= Bestla =

Norse mythical character

Bestla (Old Norse: /non/) is a jötunn in Norse mythology, and the mother of Odin, Vili and Vé by Borr. She is the sister of an unnamed man who assisted Odin, and the daughter (or granddaughter depending on the source) of the jötunn Bölþorn. Odin is frequently called "Bestla's son" in both skaldic verses and the Poetic Edda.

Bestla is attested in the Poetic Edda, compiled in the 13th century from earlier traditional sources, the Prose Edda, written in the 13th century by Snorri Sturluson, and in the poetry of skalds. Scholars have commented on the obscurity of the figure's name and have proposed various theories to explain the role and origin of the giantess.

==Name==
The meaning of the Old Norse name Bestla remains uncertain. Scholars have proposed potential meanings such as 'wife', or 'bark, bast'. It might stem from *Bastilōn (perhaps a yew goddess, originally a 'bast-donor'), or from *Banstillōn (via an intermediate form *Böstla), related to Old Frisian bös ('marriage, union', originally 'wife').

According to Rudolf Simek, "the name appears to be very old" due to its obscurity.

==Attestations==
In Gylfaginning (The Beguiling of Gylfi), she is portrayed as the daughter of the giant Bölþorn and as the spouse of Borr, while the enthroned figure of Hárr (High) tells Gangleri (described as king Gylfi in disguise) of the genealogy of the god Odin.

He married that woman who was called Bestla, the daughter of the giant Bölthorn. They had three sons; the first was called Odin, the second Vili, the third Vé.
— Snorri Sturluson, 5–7, trans. J. Lindow, 2002.

In Skáldskaparmál (The Language of Poetry), a poem by the skald Einarr Helgarson refers to Odin as "Bestla's son".

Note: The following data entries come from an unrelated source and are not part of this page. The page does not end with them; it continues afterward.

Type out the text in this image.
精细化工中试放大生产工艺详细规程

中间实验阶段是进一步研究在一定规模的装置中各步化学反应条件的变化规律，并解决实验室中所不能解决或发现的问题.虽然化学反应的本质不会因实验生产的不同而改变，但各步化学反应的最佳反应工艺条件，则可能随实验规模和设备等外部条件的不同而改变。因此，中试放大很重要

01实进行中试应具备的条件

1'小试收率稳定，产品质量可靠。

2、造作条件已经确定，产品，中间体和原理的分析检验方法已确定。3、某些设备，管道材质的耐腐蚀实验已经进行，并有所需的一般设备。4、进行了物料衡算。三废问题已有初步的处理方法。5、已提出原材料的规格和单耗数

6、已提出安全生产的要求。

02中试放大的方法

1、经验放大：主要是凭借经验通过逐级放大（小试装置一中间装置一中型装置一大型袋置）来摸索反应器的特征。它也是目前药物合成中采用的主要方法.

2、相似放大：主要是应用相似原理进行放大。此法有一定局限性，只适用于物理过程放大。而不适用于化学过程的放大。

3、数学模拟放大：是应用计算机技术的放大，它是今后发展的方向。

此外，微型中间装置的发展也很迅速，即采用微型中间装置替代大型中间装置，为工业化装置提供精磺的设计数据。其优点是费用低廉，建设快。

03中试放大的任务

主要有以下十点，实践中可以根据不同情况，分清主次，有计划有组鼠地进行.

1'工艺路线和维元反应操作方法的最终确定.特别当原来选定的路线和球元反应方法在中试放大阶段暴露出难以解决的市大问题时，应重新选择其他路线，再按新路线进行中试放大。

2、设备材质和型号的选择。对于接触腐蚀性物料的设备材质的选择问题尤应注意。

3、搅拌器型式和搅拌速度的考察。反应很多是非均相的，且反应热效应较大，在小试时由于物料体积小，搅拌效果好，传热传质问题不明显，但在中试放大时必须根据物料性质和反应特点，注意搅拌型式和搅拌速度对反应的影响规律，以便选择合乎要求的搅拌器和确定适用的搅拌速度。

Hávamál (140) makes Bölþor(n) the grandfather of Bestla. Odin recounts his gaining of nine magical songs from Bestla's unnamed brother. If nothing indicates a family relationship between Odin and the man in the stanza (although skalds were certainly aware of Bestla as Odin's mother), and if the mead was allegedly stolen according to other sources, it is possible that Odin obtained magical songs from his maternal uncle.

| B. Thorpe translation (1866): Potent songs nine from the famed son I learned of Bolthorn, Bestla’s sire, and a draught obtained of the precious mead, drawn from Odhrærir. | H. A. Bellows translation (1923): Nine mighty songs I got from the son Of Bolthorn, Bestla's father; And a drink I got of the goodly mead Poured out from Othrorir. | J. Lindow translation (2002): Nine magic songs I got [learned?] from the famous son Of Bölthor, Bestla’s father, And I got a drink of the precious mead, Poured from [by? to?] Ódrerir. |

==Theories==
On the basis of the Hávamál stanza handled above (wherein Odin learns nine magic songs from the unnamed brother of Bestla), some scholars have theorized that Bestla's brother may in fact be the wise being Mímir, from whose severed head the god Odin gains wisdom.

Since Odin is descended from the jötnar on his mother's side, the slaying of Ymir by him and his brothers could be seen as an intra-familial killing and, according to scholar John Lindow, "the slaying or denial of a maternal relation".

Waltraud Hunke has argued that Bestla should be regarded as the bark of the world tree on which Odin was perhaps born, alluding to Hávamál (141): "then I started to grow fruitful".

In his translation of the Poetic Edda, Henry Adams Bellows comments that such the position of the stanza 140 in Hávamál appears to be the result of manuscript interpolation, and that its meaning is obscure.